Debt Settlement: Weighing the Pros & Cons - A Comprehensive Guide
Going through the process of debt settlement is typically not one that anyone wants to deal with. However, when you get in over your head with debt, you need to do something. Here are the benefits and risks associated with the debt settlement process.
Benefits
- Eliminate the debt- When you are in debt, getting out of debt is really your only priority. When you finally get out of debt, it is a great feeling and it can help you. If you have ever tried to get a loan while you had a lot of debt, you know that it is tough. Lenders look at your debt to income ratio and are not willing to work with because of the high debt load. When you eliminate your debt, you open up the lines of credit for future possibilities.

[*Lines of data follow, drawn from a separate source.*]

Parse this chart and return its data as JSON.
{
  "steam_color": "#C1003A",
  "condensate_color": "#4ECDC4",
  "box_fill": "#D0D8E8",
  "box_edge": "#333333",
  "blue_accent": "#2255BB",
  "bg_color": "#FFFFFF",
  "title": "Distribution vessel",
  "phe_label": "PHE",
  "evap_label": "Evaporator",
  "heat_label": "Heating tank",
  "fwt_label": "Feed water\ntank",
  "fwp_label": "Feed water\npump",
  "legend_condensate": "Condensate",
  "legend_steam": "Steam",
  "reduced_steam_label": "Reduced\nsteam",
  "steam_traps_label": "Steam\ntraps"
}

- Save money- When you successfully navigate through the debt settlement process, you will save quite a bit of money. Depending on how big the debt is and how badly the company wants to settle, you could save thousands of dollars. It is very common for a company to settle for less than half of what you owe. This can be a huge financial gain for you, if you have the money to settle.
- Stop collection- One of the worst parts about owing money is the debt collection process. When you have delinquent accounts, debt collectors will continually call you and try to collect the money. They may call you every day, sometimes more than once a day. They will mail you letters and take whatever means is necessary to collect the debt. They may even file a lawsuit against you.
Risks
- Damage your credit- The biggest risk that comes with debt settlement is the potential damage that you can do to your credit. When you settle a debt, the creditor is taking less money than what is owed. Creditors will typically report this to the credit bureaus as "settled for less than owed." This will be a blemish on your permanent record that other potential lenders will see. This might scare them off and make it very difficult for you to get a loan in the future. You can negotiate a debt settlement that does not hurt your credit if the company is willing to remove any negative statements on your report. However, if you do it incorrectly, it can damage your credit.
- Tax implications- While you are getting a discount on the debt and saving money on the front end, the money is not entirely free. You will have to pay income taxes on the money in the year in which the debt was settled. The company that settled the debt will send you a 1099-C tax form and report it to the IRS. Therefore, you have to report the income or risk penalty of the law.